Creeper – American Noir

American Noir, le nouvel EP de Creeper est un épilogue satisfaisant à leur second album, Sex, Death & the Infinite Void.

American Noir, le nouvel EP du groupe de Southampton, Creeper, sort le 30 juillet prochain. Ils avaient sorti leur premier album punk-rock, Eternity in Your Arms en 2017. Habitués de la théâtralité, le groupe de Will Gould avait d’abord annoncé sa séparation en 2018 sur la scène du KOKO à Londres, laissant leurs fans en larmes. Un spectacle qui rappelle la mort du Ziggy Stardust de Bowie.

Mais Creeper aime le spectacle et est toujours prêt à nous surprendre. Suite à ce concert, la santé mentale du groupe était au plus bas. Ian Miles, le guitariste, a dû être hospitalisé. Will Gould, le chanteur, épuisé et en plein burn-out, a décidé de se rendre à Los Angeles seul pour enregistrer le second album. Sa vie personnelle étant en train de s’écrouler, il a mis toute son énergie dans cet album. Repartir à zéro. Il a décidé de s’éloigner du punk-rock pour se rapprocher du glam rock. L’album, comme un opéra, raconte une histoire d’amour, d’amitié, et la vie d’un anglais à Los Angeles. L’histoire d’un amour maudit qui se termine par un meurtre, celui de Roe.

American Noir a été enregistré au même moment. Il s’agit d’un épilogue à ce second album. Un requiem pour Roe, qui raconte l’histoire des jours suivants sa mort. Il s’ouvre donc sur un monologue qui se termine sur un coup de feu.

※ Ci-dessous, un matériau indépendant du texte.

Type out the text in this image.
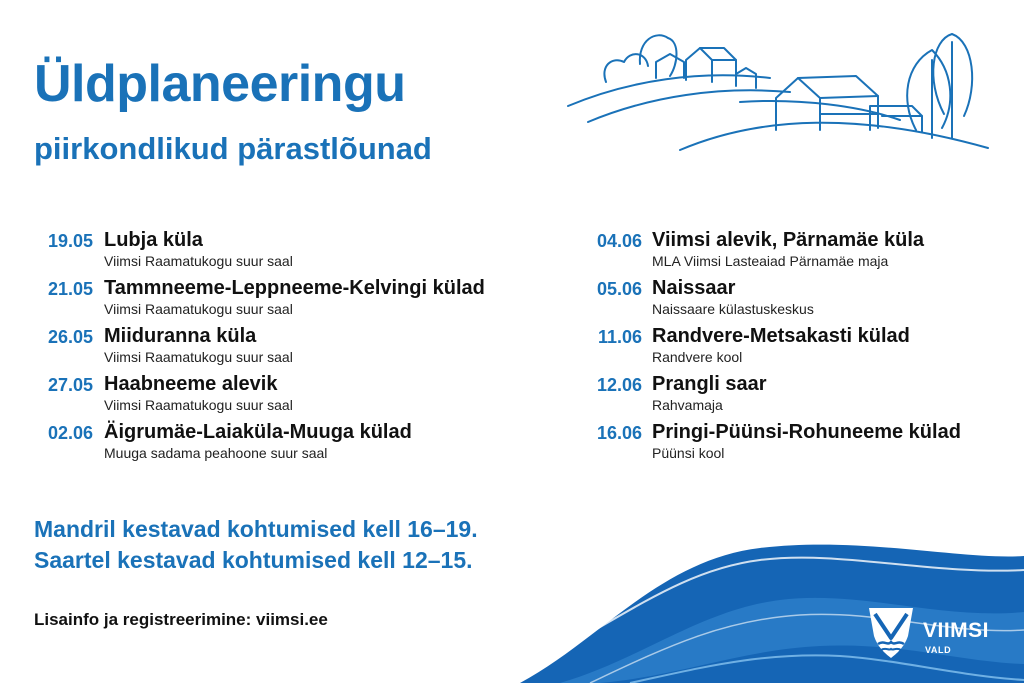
Üldplaneeringu
piirkondlikud pärastlõunad
19.05 Lubja küla
Viimsi Raamatukogu suur saal
21.05 Tammneeme-Leppneeme-Kelvingi külad
Viimsi Raamatukogu suur saal
26.05 Miiduranna küla
Viimsi Raamatukogu suur saal
27.05 Haabneeme alevik
Viimsi Raamatukogu suur saal
02.06 Äigrumäe-Laiaküla-Muuga külad
Muuga sadama peahoone suur saal
04.06 Viimsi alevik, Pärnamäe küla
MLA Viimsi Lasteaiad Pärnamäe maja
05.06 Naissaar
Naissaare külastuskeskus
11.06 Randvere-Metsakasti külad
Randvere kool
12.06 Prangli saar
Rahvamaja
16.06 Pringi-Püünsi-Rohuneeme külad
Püünsi kool
Mandril kestavad kohtumised kell 16–19.
Saartel kestavad kohtumised kell 12–15.
Lisainfo ja registreerimine: viimsi.ee	VIIMSI
VALD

Très court — 8 pistes, 11 minutes 17 au total, avec intro, interlude et outro — American Noir sonne comme la fin d’une époque. La fin de Roe, personnage tué dans l’album précédent. La fin de la formation initiale, suite au départ du batteur Dan Bratton, annoncée sur les réseaux sociaux sans explication. Peut-être la fin de leur période glam rock également ?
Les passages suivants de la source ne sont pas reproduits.